The below image shows the effect of calling push() on the above vector. Because the allocated buffer was at capacity, a new allocation was requested. The new allocation occured immediately after the previous buffer, since no other allocation had intervened. The old SectionEnd pointer was updated with the new section's offset, and the original element was inserted into the newly allocated section.

Post-extend

To index into the section, the implementation reads the offset contained within buf and constructs a pointer into the loaded file by calculating, in essence, &buf + *buf.

An advantage of this layout is that we do not need to pay the overhead of data copy on resize to maintain our invariant of the underlying buffer residing within a contiguous region of memory.

This layout, however, has implications on access times. Most importantly, accesses to the vector's elements through an index (and, consequently, insertions and removals) are no longer truly constant time O(1), but they still complete within a bounded number of steps.

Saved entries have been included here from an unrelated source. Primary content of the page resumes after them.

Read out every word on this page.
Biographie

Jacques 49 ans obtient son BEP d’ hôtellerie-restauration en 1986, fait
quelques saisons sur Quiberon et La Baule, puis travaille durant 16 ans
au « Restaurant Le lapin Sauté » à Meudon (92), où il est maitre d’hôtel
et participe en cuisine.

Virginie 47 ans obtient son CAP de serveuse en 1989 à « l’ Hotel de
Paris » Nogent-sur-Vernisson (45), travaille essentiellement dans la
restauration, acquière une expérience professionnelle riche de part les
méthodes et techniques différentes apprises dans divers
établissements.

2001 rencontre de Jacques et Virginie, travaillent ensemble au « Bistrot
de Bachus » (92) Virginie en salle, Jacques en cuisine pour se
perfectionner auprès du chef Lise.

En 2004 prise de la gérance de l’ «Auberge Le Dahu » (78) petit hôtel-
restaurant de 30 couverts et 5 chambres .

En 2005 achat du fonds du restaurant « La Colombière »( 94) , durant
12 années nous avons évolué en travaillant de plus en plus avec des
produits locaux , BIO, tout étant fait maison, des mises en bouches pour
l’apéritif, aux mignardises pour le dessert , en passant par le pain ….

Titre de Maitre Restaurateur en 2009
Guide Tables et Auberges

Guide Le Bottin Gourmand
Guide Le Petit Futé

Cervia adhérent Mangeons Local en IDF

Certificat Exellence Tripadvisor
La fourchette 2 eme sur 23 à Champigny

Indexing proceeds by accessing each segment sequentially, and checking if the requested index falls within it. If so, the implementation fetches the entry from the contiguous block of the section's memory. If not, the next section's address is computed by reading the offset information encoded in SectionEnd, and the above check is repeated. This means that access times are O(log(n / C)), where C is the vector's initial capacity, and n is the number of actual elements. This means that the initial capacity users choose for the vector matters. A value that is too far off the number of elements the vector ends up holding will lead to a larger number of relatively small sections being allocated, and therefore more steps before the appropriate section is identified. For this reason, the initial capacity should be (roughly) in the same order of magnitude as the anticipated number of elements in the vector.

API

The full list of supported operations can be found in the corresponding module-level docs. For the prototype version, the supported operations are the fundamental ones, namely:

  • Inserting elements -- fn push(&mut self: PVec, elem: T) -> ()
  • Removing elements -- fn pop(&mut self: PVec) -> Option<T>
  • Querying the vector's length -- fn len(&self) -> usize
  • Indexing into the vector through the [] operator.